Mais où est donc passée la gauche ?

gauche

LE DÉCRYPTAGE DE L’ACTU

Chaque semaine, on essaye de comprendre pour vous un sujet qui fait l’actu, mais qui peut paraître un peu ardu…

Le clivage droite-gauche qui, tout particulièrement en France, a pourtant pendant très longtemps été considéré comme pertinent (1), n’évoque désormais plus grand-chose pour nombre d’entre nous (2). Sans doute avait-t-il d’ailleurs été favorisé depuis la fin des années cinquante par le régime de la Vème République, qui avait mis en place le scrutin uninominal majoritaire à deux tours, tant aux législatives (sauf en 1986) qu’à la présidentielle, accentuant ainsi la bipolarisation.

Les repères ont presque tous disparus

 Il est vrai que depuis la plupart des repères qui fondaient cette distinction ont en effet aujourd’hui presque tous disparus :

– Ainsi l’attachement à l’appropriation collective des grands moyens de production et d’échange (3), qui permettait de caractériser la gauche, et donc la droite par opposition, ne peut plus être retenu, dans la mesure où la plupart des forces de gauche, à l’exception peut-être des communistes, se sont désormais plus ou moins ouvertement ralliées au libéralisme…

– Il en est de même pour le soutien du parti communiste aux pays se réclamant du socialisme et particulièrement à la Russie soviétique (4), qui ont depuis bien longtemps cessé de faire rêver certains et se sont d’ailleurs pratiquement tous effondrés les uns après les autres à la fin des années 80.

– L’identification des partis de gauche à une classe ouvrière, en voie de disparition au profit de nouvelles couches sociales dont certaines sont issues de l’immigration, n’a plus grande signification non plus.

– L’opposition traditionnelle d’une partie de la gauche à la religion ne peut également plus être retenue, dans la mesure où, à côté de nombreux « Chrétiens de gauche », s’est développée une droite indifférente sinon hostile à ces valeurs, comme en témoigne l’apparition de la « Nouvelle droite » à partir de 1973 (5).

Enfin la défense des Droits de l’homme, longtemps considérée comme l’apanage exclusif de la gauche, a déjà depuis quelque temps largement été récupérée par une partie de la droite, qui a en effet, avec d’ailleurs plus ou moins de sincérité, fini par s’y convertir à son tour.

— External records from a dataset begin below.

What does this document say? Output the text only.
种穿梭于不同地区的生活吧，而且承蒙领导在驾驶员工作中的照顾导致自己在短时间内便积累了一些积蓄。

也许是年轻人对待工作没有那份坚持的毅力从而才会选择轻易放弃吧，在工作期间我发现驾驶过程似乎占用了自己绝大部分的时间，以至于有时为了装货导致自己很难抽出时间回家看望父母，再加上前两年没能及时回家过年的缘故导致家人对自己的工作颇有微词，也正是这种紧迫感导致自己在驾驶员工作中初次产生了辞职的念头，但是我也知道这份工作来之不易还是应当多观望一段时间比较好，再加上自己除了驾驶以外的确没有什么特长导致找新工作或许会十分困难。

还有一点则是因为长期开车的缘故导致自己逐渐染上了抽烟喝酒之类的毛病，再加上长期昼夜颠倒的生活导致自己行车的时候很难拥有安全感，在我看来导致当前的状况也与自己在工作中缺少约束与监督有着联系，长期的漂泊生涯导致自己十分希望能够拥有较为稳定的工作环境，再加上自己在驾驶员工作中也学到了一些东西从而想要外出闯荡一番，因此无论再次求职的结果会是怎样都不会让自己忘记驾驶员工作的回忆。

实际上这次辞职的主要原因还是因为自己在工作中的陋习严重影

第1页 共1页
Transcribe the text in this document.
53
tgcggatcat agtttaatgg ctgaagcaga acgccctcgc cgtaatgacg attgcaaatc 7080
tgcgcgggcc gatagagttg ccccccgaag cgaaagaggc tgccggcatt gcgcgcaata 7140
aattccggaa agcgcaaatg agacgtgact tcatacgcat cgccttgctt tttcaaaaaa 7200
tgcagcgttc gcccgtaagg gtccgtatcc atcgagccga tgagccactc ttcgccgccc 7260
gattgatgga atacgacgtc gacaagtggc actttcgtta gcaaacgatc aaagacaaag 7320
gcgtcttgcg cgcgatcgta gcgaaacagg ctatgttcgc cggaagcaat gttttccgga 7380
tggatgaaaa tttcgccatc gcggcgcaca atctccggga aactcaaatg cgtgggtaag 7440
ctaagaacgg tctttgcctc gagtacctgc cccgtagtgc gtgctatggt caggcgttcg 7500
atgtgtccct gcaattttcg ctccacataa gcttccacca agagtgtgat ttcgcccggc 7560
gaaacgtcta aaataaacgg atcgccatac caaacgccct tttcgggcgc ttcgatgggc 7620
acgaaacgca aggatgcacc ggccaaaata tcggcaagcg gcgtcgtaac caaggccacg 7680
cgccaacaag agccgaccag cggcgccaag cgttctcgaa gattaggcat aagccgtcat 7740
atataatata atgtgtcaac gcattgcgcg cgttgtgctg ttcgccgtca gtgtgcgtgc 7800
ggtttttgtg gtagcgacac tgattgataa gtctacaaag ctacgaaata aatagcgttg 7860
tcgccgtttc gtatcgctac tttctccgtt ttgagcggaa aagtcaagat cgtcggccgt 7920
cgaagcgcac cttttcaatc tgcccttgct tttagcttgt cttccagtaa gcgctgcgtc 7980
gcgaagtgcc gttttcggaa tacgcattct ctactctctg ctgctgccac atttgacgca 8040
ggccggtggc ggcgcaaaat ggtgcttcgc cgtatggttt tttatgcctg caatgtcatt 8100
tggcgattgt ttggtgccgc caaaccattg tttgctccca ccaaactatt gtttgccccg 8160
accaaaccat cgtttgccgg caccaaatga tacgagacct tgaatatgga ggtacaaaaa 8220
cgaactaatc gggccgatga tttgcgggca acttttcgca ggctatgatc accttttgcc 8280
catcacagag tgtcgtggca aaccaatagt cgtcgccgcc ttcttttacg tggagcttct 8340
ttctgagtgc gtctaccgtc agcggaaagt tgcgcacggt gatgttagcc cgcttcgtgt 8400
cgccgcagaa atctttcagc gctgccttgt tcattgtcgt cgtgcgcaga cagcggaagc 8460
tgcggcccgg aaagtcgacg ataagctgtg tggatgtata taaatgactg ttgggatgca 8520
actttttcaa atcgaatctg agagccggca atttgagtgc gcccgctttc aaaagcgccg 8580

Progressistes et conservateurs ?

Le vrai clivage ne serait-il donc pas désormais entre ceux qui, à droite, comme à gauche, acceptent les règles certes contraignantes de l’Union européenne (réduction drastique des déficits publics, lutte contre l’inflation, déréglementation des services publics, concurrence « libre et non faussée ») et de la mondialisation libérale, et ceux qui, à l’inverse refusent de s’y soumettre, autrement dit entre les progressistes et les conservateurs ?

Pourtant, paradoxalement, les Français continuent toujours à vouloir se situer politiquement à l’intérieur d’un espace qui s’étend de l’extrême gauche à l’extrême droite. Ainsi, un sondage du CEVIPOF, certes déjà ancien (27 mai-1er juin 2017), montre-t-il que 22 % des 15 493 personnes interrogées se réclamaient de la gauche, 36 % du centre et 35 % de la droite ; seuls 7 % refusaient de se reconnaitre dans l’un ou l’autre de ces camps. 

Si une telle division n’apparait plus clairement dans les résultats des différentes consultations électorales, qui depuis déjà quelque temps débouchent sur trois nouveaux grands courants, qu’il est possible de qualifier de centriste, de populiste d’extrême droite et de populiste d’extrême gauche, elle continue toutefois toujours à être utilisée pour qualifier les forces politiques en présence !

La gauche n’a pas disparu…

S’il demeure encore relativement aisé de caractériser la droite ou plutôt les droites (6), il reste en effet aujourd’hui beaucoup plus difficile d’appréhender avec une certaine précision la notion même de « gauche », particulièrement depuis l’effacement progressif de ce qui reste encore du parti communiste et la quasi-disparition du parti socialiste…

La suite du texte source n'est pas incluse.